Suppression de lumière par des matériaux absorbants noirs comme le Molton ou les flags pour augmenter le contraste et créer des ombres dramatiques.
Détails Techniques
Le remplissage négatif est principalement réalisé par des matériaux absorbants noirs : les tissus Molton absorbent jusqu'à 95 % de la lumière incidente, les velours noirs atteignent 98 % d'absorption. Les drapeaux standard en tissu noir mesurent de 18x24 pouces (45x60 cm) à 4x4 pieds (120x120 cm), les plus grands "cutters" atteignent 8x8 pieds (240x240 cm). Les tissus Duvetyne professionnels à surface mate empêchent complètement les reflets lumineux. Les panneaux LED modernes permettent un remplissage négatif en atténuant sélectivement des segments individuels à 0-1 % de lumière résiduelle.

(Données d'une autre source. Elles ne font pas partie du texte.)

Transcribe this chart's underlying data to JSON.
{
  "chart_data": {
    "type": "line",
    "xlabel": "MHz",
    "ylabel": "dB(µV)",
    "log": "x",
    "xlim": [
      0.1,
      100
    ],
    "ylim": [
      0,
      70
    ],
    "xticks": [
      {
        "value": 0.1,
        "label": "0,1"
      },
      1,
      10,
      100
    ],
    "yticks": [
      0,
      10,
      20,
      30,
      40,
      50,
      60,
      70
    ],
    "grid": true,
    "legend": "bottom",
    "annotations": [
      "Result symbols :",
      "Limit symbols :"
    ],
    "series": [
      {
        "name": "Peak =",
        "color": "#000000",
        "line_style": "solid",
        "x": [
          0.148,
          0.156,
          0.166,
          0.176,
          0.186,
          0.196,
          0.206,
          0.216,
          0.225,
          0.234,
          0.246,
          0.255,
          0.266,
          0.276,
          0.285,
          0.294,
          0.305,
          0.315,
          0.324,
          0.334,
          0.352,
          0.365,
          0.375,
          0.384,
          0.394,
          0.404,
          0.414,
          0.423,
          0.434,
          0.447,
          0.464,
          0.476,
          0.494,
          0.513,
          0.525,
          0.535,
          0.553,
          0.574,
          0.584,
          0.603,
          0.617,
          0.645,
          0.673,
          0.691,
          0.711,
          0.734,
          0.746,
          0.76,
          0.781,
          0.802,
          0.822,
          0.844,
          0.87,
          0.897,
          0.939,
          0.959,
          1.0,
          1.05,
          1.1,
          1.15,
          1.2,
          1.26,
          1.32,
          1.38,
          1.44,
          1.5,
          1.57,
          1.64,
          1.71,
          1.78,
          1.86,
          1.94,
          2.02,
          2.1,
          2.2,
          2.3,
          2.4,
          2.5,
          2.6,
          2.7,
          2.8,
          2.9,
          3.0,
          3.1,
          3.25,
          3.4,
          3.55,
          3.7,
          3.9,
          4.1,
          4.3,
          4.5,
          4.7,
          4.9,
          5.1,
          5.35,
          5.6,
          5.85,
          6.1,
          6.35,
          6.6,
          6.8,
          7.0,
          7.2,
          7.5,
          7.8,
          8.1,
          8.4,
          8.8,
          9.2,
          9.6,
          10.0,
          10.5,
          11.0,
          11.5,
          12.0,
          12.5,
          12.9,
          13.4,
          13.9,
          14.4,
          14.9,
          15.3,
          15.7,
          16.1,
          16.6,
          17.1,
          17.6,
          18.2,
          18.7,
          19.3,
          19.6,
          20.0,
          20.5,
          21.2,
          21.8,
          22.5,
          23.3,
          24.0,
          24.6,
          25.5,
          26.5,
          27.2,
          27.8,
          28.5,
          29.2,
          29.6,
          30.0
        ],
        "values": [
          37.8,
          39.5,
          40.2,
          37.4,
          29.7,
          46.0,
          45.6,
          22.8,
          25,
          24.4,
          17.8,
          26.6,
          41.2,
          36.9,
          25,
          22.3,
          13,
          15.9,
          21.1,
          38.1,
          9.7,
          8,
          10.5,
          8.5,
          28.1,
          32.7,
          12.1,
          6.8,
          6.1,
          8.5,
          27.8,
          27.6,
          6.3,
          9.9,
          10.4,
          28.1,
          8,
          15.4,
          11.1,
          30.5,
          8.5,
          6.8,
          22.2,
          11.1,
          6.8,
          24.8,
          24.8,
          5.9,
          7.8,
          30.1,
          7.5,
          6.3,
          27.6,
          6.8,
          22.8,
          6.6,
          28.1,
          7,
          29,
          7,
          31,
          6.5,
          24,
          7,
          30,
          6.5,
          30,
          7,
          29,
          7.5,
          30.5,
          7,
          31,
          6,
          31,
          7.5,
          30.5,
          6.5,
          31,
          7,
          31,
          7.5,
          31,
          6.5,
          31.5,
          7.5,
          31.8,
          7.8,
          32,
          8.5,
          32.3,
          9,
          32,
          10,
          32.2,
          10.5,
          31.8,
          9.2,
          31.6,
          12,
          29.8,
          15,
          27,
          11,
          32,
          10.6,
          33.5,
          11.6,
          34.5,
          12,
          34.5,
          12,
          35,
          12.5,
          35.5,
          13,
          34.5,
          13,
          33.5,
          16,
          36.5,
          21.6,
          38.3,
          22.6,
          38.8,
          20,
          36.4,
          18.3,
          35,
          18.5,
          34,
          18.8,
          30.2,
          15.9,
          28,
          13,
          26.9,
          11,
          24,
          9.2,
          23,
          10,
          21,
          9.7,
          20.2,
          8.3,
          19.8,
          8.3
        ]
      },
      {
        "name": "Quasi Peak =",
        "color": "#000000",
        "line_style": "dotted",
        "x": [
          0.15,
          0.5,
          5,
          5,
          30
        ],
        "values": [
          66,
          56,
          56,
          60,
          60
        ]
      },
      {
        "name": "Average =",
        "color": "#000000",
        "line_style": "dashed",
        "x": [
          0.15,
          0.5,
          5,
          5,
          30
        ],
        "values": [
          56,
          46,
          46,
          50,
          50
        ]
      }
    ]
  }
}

Les variantes de montage comprennent des drapeaux statiques sur des pieds C, des volets motorisés sur des projecteurs et des constructions textiles aériennes. Les "Solids" (solides) produisent des bords d'ombre nets, les "Nets" (filets, 25 %, 50 %, 75 % de réduction de lumière) créent des transitions douces.
Histoire et Évolution
Le cinéaste Gregg Toland a perfectionné en 1941, sur "Citizen Kane", l'application systématique du remplissage négatif pour un effet dramatique de clair-obscur. La technique s'est développée à partir de la photographie de portrait du 19ème siècle, où des parapluies noirs bloquaient la lumière latérale.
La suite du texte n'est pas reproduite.